As health professionals, chiropractors often know so much about a subject that it can be hard to decide what information patients need. Distilling the information down to the most important details and providing that to the patient in a way they can understand is critical to retaining clients. People skills, not technical skills, are unfortunately the most neglected part of many chiropractic practices.
What to Cover
There are five main things people want to know when they go to the chiropractor:
- What is going on
- Can it be fixed
- How did it happen
- How to prevent worsening of symptoms
- How to improve the situation
All of these are important to cover. While impatient clients may only want you to fix it, understanding what’s going on and how it happened allows them to better understand why you recommend certain procedures and how those might help. Offering back decompression exercises in a vacuum without explaining what they are or how they’ll help isn’t likely to net great success, patient happiness, or compliance.
It’s particularly important that your clients understand how they might be making the problem worse. Treatment won’t work (or will work very slowly) if the client continues to perform the activities that caused the problem. It’s essential to express the importance of patience now so that the issue resolves itself as quickly as possible.

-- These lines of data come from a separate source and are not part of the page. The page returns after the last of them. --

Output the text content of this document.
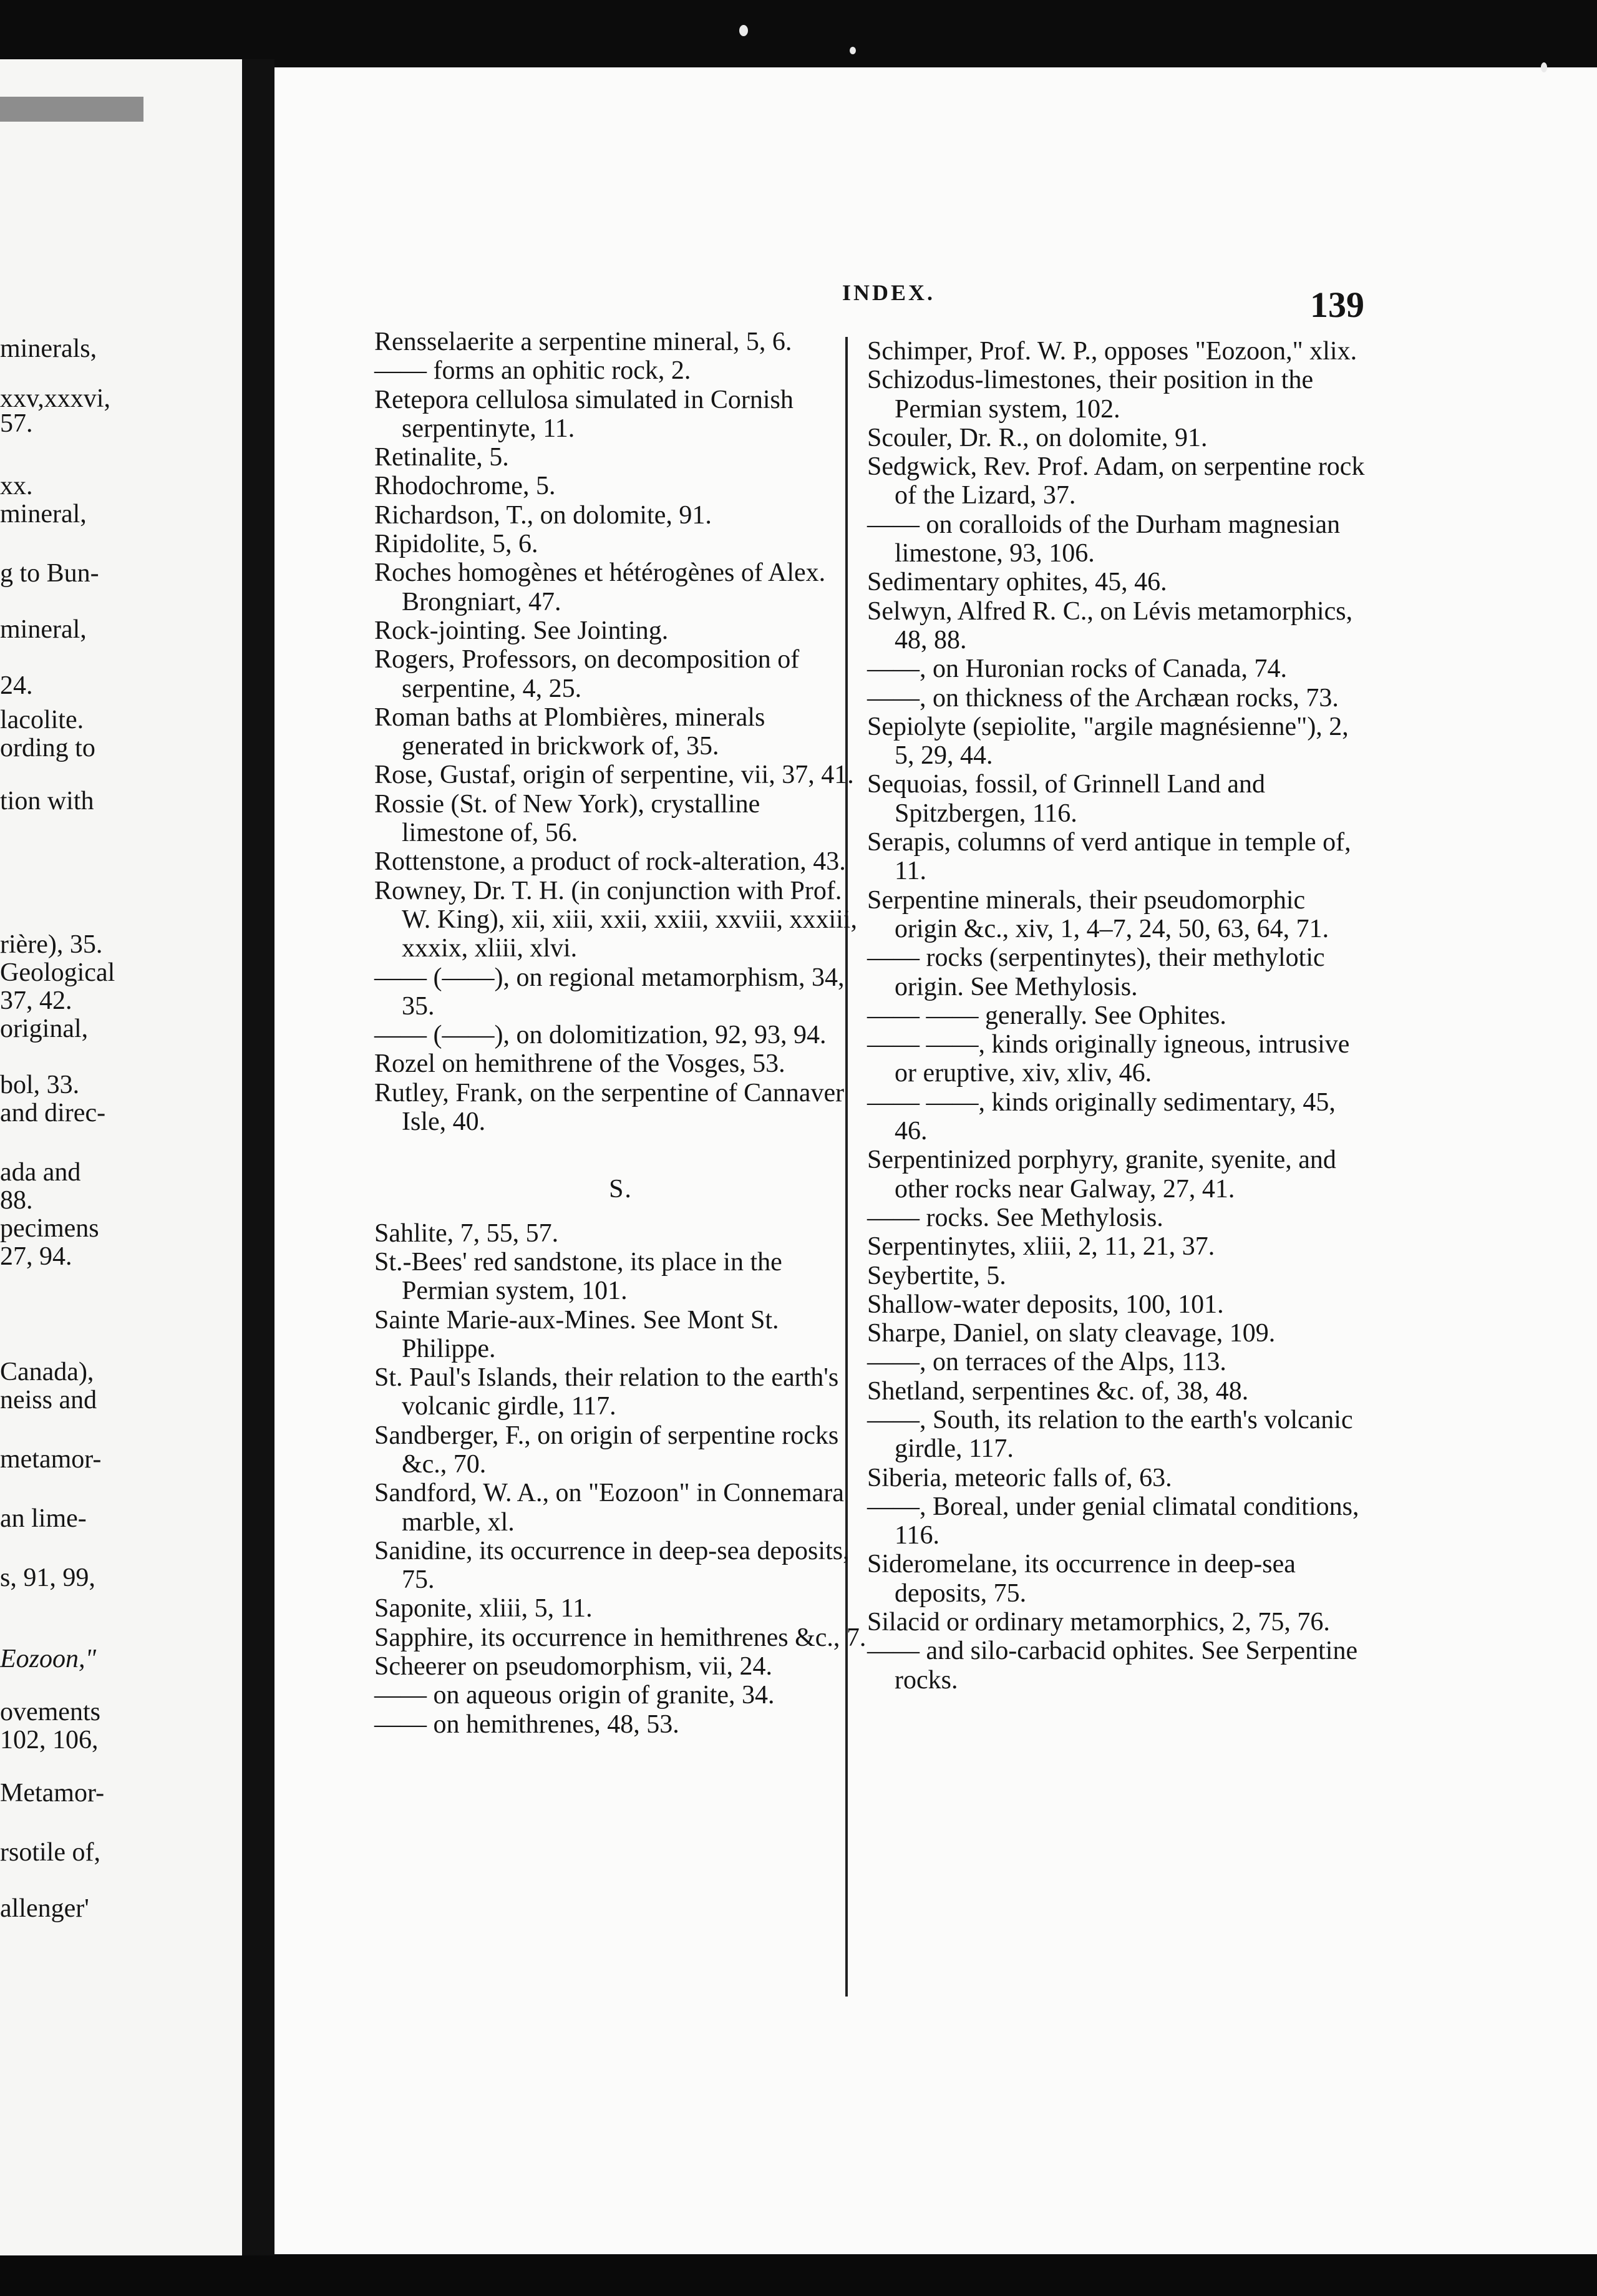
minerals,
xxv,xxxvi,
57.
xx.
mineral,
g to Bun-
mineral,
24.
lacolite.
ording to
tion with
rière), 35.
Geological
37, 42.
original,
bol, 33.
and direc-
ada and
88.
pecimens
27, 94.
Canada),
neiss and
metamor-
an lime-
s, 91, 99,
Eozoon,"
ovements
102, 106,
Metamor-
rsotile of,
allenger'
INDEX.	139

Rensselaerite a serpentine mineral, 5, 6.

—— forms an ophitic rock, 2.

Retepora cellulosa simulated in Cornish serpentinyte, 11.

Retinalite, 5.

Rhodochrome, 5.

Richardson, T., on dolomite, 91.

Ripidolite, 5, 6.

Roches homogènes et hétérogènes of Alex. Brongniart, 47.

Rock-jointing. See Jointing.

Rogers, Professors, on decomposition of serpentine, 4, 25.

Roman baths at Plombières, minerals generated in brickwork of, 35.

Rose, Gustaf, origin of serpentine, vii, 37, 41.

Rossie (St. of New York), crystalline limestone of, 56.

Rottenstone, a product of rock-alteration, 43.

Rowney, Dr. T. H. (in conjunction with Prof. W. King), xii, xiii, xxii, xxiii, xxviii, xxxiii, xxxix, xliii, xlvi.

—— (——), on regional metamorphism, 34, 35.

—— (——), on dolomitization, 92, 93, 94.

Rozel on hemithrene of the Vosges, 53.

Rutley, Frank, on the serpentine of Cannaver Isle, 40.

S.

Sahlite, 7, 55, 57.

St.-Bees' red sandstone, its place in the Permian system, 101.

Sainte Marie-aux-Mines. See Mont St. Philippe.

St. Paul's Islands, their relation to the earth's volcanic girdle, 117.

Sandberger, F., on origin of serpentine rocks &c., 70.

Sandford, W. A., on "Eozoon" in Connemara marble, xl.

Sanidine, its occurrence in deep-sea deposits, 75.

Saponite, xliii, 5, 11.

Sapphire, its occurrence in hemithrenes &c., 7.

Scheerer on pseudomorphism, vii, 24.

—— on aqueous origin of granite, 34.

—— on hemithrenes, 48, 53.

Schimper, Prof. W. P., opposes "Eozoon," xlix.

Schizodus-limestones, their position in the Permian system, 102.

Scouler, Dr. R., on dolomite, 91.

Sedgwick, Rev. Prof. Adam, on serpentine rock of the Lizard, 37.

—— on coralloids of the Durham magnesian limestone, 93, 106.

Sedimentary ophites, 45, 46.

Selwyn, Alfred R. C., on Lévis metamorphics, 48, 88.

——, on Huronian rocks of Canada, 74.

——, on thickness of the Archæan rocks, 73.

Sepiolyte (sepiolite, "argile magnésienne"), 2, 5, 29, 44.

Sequoias, fossil, of Grinnell Land and Spitzbergen, 116.

Serapis, columns of verd antique in temple of, 11.

Serpentine minerals, their pseudomorphic origin &c., xiv, 1, 4–7, 24, 50, 63, 64, 71.

—— rocks (serpentinytes), their methylotic origin. See Methylosis.

—— —— generally. See Ophites.

—— ——, kinds originally igneous, intrusive or eruptive, xiv, xliv, 46.

—— ——, kinds originally sedimentary, 45, 46.

Serpentinized porphyry, granite, syenite, and other rocks near Galway, 27, 41.

—— rocks. See Methylosis.

Serpentinytes, xliii, 2, 11, 21, 37.

Seybertite, 5.

Shallow-water deposits, 100, 101.

Sharpe, Daniel, on slaty cleavage, 109.

——, on terraces of the Alps, 113.

Shetland, serpentines &c. of, 38, 48.

——, South, its relation to the earth's volcanic girdle, 117.

Siberia, meteoric falls of, 63.

——, Boreal, under genial climatal conditions, 116.

Sideromelane, its occurrence in deep-sea deposits, 75.

Silacid or ordinary metamorphics, 2, 75, 76.

—— and silo-carbacid ophites. See Serpentine rocks.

Use Active Listening Skills
A competent explanation of the facts phrased in a way that clients can understand is a chiropractor’s best tool. However, in order to figure out whether the client has understood you, employ some active listening skills. Provide plenty of opportunities for your clients to ask questions throughout the visit, not just at the end. Repeating or rephrasing the questions posed will ensure that both sides understand what’s being asked, which will get the patients the answer they need.
Using jargon is a balancing act. Clients may expect their doctor to use the proper terminology when describing their issues, but they probably won’t understand those terms. Keep the explanation concise and tailor the conversation to your client. You might think about how you’d explain an issue to another adult you know who’s not in the medical field who you respect. That will avoid the excessive use of confusing terminology while also avoiding being patronizing.
Clients already assume chiropractors are technically competent. This means that most of how they decide which chiropractor they go to depends on their interaction with the doctor. You can make your services more appealing by understanding what to talk about and how to talk about it.